Despite market share and support for Microsoft’s next mobile OS dwindling, many new apps and services are being built specifically for Windows 10 Mobile. And, now as we get closer to the official release of Windows 10 Mobile, a distinct line is being drawn between Windows 10 and Windows Phone 8.1 apps. A feature gap is starting to widen and separate the two platform versions, showing that Microsoft is already beginning to shorten its support lifecycle for the older mobile OS even though its latest platform is still not officially released. Rumor suggests that Windows 10 Mobile officially see light of day on February 29, 2016, but the details for the hardware that will be supported on day 1 is sketchy.
This whole scenario is a bit sad for many, considering many customers are still invested in Windows 8.1 devices and there’s no realization of when Windows 10 Mobile might be available for them on their older hardware.

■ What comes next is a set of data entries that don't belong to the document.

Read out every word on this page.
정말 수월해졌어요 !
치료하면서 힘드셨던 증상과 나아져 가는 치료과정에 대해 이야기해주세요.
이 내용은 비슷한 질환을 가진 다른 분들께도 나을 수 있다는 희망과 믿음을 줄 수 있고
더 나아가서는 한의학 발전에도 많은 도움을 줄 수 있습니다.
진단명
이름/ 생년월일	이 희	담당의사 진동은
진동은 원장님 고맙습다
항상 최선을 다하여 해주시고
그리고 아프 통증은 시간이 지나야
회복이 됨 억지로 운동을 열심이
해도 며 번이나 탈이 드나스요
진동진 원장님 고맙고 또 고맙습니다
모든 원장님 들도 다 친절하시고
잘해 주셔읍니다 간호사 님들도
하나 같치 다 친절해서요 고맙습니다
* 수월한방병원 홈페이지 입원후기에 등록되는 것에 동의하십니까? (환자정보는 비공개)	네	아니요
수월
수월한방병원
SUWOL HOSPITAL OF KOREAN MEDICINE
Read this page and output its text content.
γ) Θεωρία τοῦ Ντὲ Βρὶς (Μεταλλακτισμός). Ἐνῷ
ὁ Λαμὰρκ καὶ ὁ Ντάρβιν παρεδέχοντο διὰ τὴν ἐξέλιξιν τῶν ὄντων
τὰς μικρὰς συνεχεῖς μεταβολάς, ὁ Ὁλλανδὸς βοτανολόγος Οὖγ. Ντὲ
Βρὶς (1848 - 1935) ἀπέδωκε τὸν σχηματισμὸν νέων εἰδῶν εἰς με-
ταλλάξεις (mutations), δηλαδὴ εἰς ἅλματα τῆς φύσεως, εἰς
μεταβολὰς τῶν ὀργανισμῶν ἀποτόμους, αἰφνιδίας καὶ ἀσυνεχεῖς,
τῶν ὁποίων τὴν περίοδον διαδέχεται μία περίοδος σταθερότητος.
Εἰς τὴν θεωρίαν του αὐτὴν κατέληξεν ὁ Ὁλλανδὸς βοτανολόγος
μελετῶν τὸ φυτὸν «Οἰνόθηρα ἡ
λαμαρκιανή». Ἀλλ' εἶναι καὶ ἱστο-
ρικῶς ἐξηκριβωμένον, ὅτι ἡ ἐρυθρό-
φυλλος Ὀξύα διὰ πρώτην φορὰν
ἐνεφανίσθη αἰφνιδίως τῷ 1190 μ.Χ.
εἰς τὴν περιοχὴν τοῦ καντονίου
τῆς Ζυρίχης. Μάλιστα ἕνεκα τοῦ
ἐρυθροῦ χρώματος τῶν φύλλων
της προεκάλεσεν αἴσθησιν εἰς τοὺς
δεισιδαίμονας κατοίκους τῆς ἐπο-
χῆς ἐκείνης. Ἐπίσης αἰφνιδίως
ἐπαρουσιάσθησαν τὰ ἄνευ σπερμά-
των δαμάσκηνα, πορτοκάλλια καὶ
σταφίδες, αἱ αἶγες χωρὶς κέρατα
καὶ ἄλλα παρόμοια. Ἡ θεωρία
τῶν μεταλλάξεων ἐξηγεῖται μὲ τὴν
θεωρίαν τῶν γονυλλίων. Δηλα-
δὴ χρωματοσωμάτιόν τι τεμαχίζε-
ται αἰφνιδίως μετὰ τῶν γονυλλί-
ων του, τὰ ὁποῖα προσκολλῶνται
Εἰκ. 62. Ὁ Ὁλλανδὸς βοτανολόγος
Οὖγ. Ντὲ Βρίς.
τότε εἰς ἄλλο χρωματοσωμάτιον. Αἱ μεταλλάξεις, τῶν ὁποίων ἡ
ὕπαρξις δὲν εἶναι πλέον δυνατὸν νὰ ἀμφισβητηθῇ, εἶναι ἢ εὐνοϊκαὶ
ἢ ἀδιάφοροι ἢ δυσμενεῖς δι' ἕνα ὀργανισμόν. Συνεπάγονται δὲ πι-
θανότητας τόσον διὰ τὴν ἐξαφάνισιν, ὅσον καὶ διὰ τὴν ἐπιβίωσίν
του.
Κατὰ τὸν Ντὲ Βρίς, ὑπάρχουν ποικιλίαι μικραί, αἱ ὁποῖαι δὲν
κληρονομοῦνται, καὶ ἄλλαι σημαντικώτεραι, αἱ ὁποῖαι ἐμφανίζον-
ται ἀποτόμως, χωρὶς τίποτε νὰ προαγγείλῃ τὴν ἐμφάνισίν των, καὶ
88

Another example of this came overnight when Microsoft released its second update in February for the Microsoft Band. As part of this latest update, Microsoft has delivered better activity sharing features. For users of Windows 10 Mobile, the feature works great.
But, for Windows Phone 8.1, users are met with the following.
The link for “See what’s shared” is non-existent (shown in the second image) and the “More” option for other sharing choices bombs.
Additionally, in the "What's New" section of the Health app, the following page does not exist for Windows Phone 8.1:
Microsoft Health for Windows 10 Mobile is now at 2.3.20217.0, while the version for Windows Phone 8.1 sits at 1.3.20217.2 with the update.
Microsoft has quietly stopped supporting its original Band v1, holding back updates and features, lending itself to some very vocal and irate customers who haven’t made the jump to Band v2 yet. As we’ve seen and heard, Microsoft truly wants to move the entire planet to Windows 10. Is this yet another scheme to accomplish that task? – by limiting features enough until Microsoft Band owners move to its latest platform (which, again, isn’t yet available) or choose to migrate to iOS or Android?
To be fair, this could be just a bug, but recent happenings seem to suggest it’s not. However, if it’s a quality control issue, as I pontificated yesterday, Microsoft needs to do better.